Another rule of the challenge is that Petri can’t buy anything during the year. He can make do only with the items at his disposal. My Stuff thus shows how much a person can be restricted by a lack of access to resources, as his own transportation throughout the city, as are he means of work, hygiene, and health. Things—objects—rule mobility and personal growth. Petri never addresses directly the elements of social determinism connoted in the materialist bent of contemporary culture—especially western culture—but one can observe from his own seclusion and restlessness how much people are slaves to stuff.

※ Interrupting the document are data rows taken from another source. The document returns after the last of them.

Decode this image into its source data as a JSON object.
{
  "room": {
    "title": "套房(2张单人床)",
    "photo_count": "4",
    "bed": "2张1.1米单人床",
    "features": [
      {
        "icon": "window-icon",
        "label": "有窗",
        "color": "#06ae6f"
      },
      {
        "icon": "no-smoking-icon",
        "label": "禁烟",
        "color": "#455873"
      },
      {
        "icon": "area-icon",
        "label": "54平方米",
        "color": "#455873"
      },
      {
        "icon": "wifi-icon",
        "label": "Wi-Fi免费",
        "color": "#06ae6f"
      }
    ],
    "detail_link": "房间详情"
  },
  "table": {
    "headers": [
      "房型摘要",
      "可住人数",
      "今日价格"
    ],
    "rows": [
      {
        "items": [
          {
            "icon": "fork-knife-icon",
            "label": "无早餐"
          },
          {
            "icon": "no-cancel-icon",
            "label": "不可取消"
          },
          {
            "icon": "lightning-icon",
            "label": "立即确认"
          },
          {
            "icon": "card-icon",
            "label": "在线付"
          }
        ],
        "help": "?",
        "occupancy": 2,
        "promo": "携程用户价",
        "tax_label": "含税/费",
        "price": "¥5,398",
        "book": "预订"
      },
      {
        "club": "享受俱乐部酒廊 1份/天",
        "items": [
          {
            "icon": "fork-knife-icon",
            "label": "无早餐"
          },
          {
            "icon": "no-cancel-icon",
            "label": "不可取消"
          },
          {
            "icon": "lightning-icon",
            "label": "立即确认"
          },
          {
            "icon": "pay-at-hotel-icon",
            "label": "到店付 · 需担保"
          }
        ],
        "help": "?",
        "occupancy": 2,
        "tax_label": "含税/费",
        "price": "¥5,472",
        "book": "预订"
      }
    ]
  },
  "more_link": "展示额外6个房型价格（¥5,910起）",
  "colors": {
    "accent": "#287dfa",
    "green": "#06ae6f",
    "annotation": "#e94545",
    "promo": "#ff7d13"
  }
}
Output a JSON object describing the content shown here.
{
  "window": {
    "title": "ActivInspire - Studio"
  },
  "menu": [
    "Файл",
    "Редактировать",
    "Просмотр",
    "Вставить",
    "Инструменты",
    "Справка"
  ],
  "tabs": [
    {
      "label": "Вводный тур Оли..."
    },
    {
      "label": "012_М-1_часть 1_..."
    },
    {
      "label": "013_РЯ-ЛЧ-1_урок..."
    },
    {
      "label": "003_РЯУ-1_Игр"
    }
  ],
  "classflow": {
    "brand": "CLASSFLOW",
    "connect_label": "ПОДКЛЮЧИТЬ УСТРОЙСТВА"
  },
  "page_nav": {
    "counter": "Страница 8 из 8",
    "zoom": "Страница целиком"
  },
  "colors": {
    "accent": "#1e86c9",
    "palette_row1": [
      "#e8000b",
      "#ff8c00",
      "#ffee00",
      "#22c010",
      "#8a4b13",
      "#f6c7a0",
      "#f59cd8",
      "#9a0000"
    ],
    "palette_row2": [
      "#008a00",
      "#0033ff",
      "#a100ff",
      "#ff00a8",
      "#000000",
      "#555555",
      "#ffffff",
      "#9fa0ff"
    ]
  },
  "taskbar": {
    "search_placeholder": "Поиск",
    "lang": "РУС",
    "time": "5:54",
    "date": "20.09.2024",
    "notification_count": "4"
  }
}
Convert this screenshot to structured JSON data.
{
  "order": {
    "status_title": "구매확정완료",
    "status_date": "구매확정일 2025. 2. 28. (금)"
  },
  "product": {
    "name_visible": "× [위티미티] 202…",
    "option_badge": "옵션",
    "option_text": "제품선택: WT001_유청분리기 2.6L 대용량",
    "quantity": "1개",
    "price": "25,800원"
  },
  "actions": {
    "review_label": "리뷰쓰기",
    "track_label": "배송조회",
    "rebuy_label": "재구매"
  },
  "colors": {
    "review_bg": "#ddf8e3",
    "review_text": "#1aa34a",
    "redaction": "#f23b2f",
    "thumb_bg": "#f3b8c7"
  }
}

My Stuff also finds a middle ground in the collection of material things by noting a midpoint where Petri’s picks from the storage locker go from necessities to niceties. “I need about a hundred things,” he says, although the remaining days of the challenge also reveal how a person might not “need” something like a painting or a record album, but how such things do afford some mental balance and relief. My Stuff speaks to people of Petri’s generation who have been reared on a culture of consumerism, but now find themselves in a changing social landscape where there seems to be a tension between a society that places an increasing value on stuff—for example, it’s no longer enough to have a computer: one also needs a laptop, a tablet, an iPod, and a smart phone—and the increasingly reality that young adults are expected to be on top of consumer culture in a dwindling economy that offers them fewer jobs and opportunities that actually afford the means of providing such stuff. There is a freedom felt in My Stuff when Petri putters about his apartment to the film’s jazzy score. He isn’t weighed down by all his needless baggage, but he also finds a learning curve that teaches viewers the practical element of needing enough to get by.

“What you own isn’t a measure of your happiness,” notes Petri’s sensible grandma during another of their visits. She observes Petri’s arc throughout the journey, as his attempt to fill his emptiness with things hardly brings him to his desired happy place. Budding personal relationships, or the times spent with friends and family, are far more valuable, as Petri’s storyline with his grandmother, which is arguably the film’s greatest strength, puts him on a parallel challenge of decluttering her life when her things are no longer needed.

Having fewer things in one’s life is also a social affair. This element of the challenge essentially forms the crux of Petri’s argument in My Stuff. Without undies, pants, or credit cards, Petri relies on his friends and family to pitch in and participate in the project. Sharing stuff is a social affair just as much as it is a practical one: borrowing tools and whatnot allows for interaction, while overloading with things can make a person a desk fixture, rather than a social butterfly unencumbered by baggage. This smart, humorous documentary is a relatable lesson on the need to purge oneself from the ideology of materialism and see that the true hallmarks of success aren’t the stuff we can just store away. A ticket to this fun, jazzy, and insightful doc should be the one bit of “stuff” you enjoy all day.

Rating: ★★★1/2 (out of ★★★★★)

My Stuff screens at the Bright Nights Baltic-Nordic Film Wednesday, Feb 5 at 9:00pm at Library and Archives Canada.